Hi, the error appears when either one of the shards is unresponsive or one of the pbm agents is stuck. I suggest restart all agents and try again

I tried restarting all the pbm agent on all the shard nodes and configrs server but no luck getting same error.

Hello Team,

We noticed shard _id value is different that the actual value in shard.

See the below details from config server.
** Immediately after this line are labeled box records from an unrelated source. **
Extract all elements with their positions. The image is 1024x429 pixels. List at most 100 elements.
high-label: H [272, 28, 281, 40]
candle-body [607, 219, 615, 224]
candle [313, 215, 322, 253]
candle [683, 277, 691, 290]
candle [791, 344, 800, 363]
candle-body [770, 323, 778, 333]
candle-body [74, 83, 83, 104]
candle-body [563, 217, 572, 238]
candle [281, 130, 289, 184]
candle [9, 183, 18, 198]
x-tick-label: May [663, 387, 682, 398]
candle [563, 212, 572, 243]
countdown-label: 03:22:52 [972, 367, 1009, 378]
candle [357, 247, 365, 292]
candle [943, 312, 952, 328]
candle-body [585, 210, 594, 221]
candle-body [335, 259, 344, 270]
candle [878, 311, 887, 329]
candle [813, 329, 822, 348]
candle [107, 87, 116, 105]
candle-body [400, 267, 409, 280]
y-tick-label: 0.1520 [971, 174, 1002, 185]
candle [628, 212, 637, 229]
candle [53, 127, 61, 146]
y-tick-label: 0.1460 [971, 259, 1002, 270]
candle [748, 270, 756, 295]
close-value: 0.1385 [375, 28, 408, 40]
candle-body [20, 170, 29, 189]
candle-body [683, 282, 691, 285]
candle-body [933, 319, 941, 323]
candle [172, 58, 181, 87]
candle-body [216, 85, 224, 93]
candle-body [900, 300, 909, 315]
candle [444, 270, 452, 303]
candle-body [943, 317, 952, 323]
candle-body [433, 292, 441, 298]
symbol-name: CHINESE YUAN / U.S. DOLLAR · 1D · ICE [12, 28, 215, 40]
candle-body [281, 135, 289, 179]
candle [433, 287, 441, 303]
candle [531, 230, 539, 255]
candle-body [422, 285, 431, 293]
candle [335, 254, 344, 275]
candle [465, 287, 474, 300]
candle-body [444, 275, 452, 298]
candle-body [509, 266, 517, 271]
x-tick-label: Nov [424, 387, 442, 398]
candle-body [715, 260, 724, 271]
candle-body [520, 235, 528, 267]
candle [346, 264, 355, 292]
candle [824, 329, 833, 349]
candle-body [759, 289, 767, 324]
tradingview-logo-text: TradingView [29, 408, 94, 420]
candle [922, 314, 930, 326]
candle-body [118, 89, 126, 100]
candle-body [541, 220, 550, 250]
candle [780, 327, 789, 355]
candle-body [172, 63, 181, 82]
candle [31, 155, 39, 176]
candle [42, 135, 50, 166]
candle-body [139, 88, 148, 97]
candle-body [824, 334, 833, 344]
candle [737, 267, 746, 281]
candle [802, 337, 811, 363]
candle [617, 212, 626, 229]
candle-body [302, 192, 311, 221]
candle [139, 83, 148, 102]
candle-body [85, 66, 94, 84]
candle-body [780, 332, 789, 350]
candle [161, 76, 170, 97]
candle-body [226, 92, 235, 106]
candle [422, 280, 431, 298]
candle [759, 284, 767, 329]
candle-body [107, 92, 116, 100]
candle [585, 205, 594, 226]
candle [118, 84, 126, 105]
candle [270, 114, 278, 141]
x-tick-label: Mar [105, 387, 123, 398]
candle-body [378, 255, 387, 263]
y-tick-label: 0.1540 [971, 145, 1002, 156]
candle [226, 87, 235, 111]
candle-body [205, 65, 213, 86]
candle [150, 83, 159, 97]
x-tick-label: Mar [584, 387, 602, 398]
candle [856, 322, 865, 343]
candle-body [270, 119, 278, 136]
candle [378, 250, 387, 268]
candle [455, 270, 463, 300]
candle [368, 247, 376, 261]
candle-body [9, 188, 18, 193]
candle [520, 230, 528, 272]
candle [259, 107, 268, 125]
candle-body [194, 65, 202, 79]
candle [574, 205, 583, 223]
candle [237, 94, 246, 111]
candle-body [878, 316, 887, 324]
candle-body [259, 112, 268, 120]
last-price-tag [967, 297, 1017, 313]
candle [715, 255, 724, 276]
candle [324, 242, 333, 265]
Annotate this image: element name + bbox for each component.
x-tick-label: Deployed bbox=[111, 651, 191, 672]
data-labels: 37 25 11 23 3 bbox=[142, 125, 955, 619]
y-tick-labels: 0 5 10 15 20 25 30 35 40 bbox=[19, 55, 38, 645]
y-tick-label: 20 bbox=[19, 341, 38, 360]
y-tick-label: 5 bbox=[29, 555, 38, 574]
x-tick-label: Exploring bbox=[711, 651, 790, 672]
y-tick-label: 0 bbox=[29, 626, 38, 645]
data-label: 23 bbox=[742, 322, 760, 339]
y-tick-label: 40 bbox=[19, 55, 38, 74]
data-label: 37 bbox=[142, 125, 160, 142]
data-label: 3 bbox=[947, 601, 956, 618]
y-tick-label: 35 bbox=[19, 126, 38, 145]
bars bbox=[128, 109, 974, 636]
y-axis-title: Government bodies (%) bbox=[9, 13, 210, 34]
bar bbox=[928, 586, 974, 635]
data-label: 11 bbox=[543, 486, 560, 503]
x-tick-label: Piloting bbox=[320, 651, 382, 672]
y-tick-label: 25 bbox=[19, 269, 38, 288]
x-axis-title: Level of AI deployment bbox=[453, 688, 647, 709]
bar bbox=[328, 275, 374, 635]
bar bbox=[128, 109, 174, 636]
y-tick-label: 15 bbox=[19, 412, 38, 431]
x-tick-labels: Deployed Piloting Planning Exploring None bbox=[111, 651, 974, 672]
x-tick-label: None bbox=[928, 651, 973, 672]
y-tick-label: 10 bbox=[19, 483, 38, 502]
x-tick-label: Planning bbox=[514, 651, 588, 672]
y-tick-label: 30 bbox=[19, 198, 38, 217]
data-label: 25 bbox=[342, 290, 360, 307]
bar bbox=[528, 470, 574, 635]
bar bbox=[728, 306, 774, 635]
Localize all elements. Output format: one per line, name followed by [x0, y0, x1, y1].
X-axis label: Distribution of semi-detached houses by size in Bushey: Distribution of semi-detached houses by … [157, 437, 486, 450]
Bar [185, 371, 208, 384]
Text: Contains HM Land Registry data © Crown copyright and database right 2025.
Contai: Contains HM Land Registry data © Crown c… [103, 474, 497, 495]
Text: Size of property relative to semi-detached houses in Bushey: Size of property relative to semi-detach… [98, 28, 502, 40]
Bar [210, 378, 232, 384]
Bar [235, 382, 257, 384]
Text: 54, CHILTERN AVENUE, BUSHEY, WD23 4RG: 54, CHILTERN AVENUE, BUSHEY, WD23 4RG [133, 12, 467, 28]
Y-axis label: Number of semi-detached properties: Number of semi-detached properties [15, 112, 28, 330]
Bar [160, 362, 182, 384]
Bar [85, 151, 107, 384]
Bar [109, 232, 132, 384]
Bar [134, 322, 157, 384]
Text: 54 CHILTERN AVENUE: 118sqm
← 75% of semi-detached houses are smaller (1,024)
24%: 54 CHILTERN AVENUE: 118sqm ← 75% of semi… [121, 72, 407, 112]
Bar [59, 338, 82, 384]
configReplSet:PRIMARY> db.shards.find()
{ "_id" : "shard0000", "host" : "rsShard1/shard01-rep1.staging.example.com:27017,shard01-rep2.staging.example.com:27017,shard01-rep3.staging.example.com:27017", "state" : 1 }
{ "_id" : "shard0001", "host" : "rsShard2/shard02-rep1.staging.example.com:27017,shard02-rep2.staging.example.com:27017,shard02-rep3.staging.example.com:27017", "state" : 1 }

The actual shard names:

rsShard1:PRIMARY>
rsShard2:PRIMARY>

Could you please check and let us know if this could be the issue.

Thank you

Can some one please help us here our implementation is stuck due to this issue.

Could some one look into the issue and suggest next step to fix this.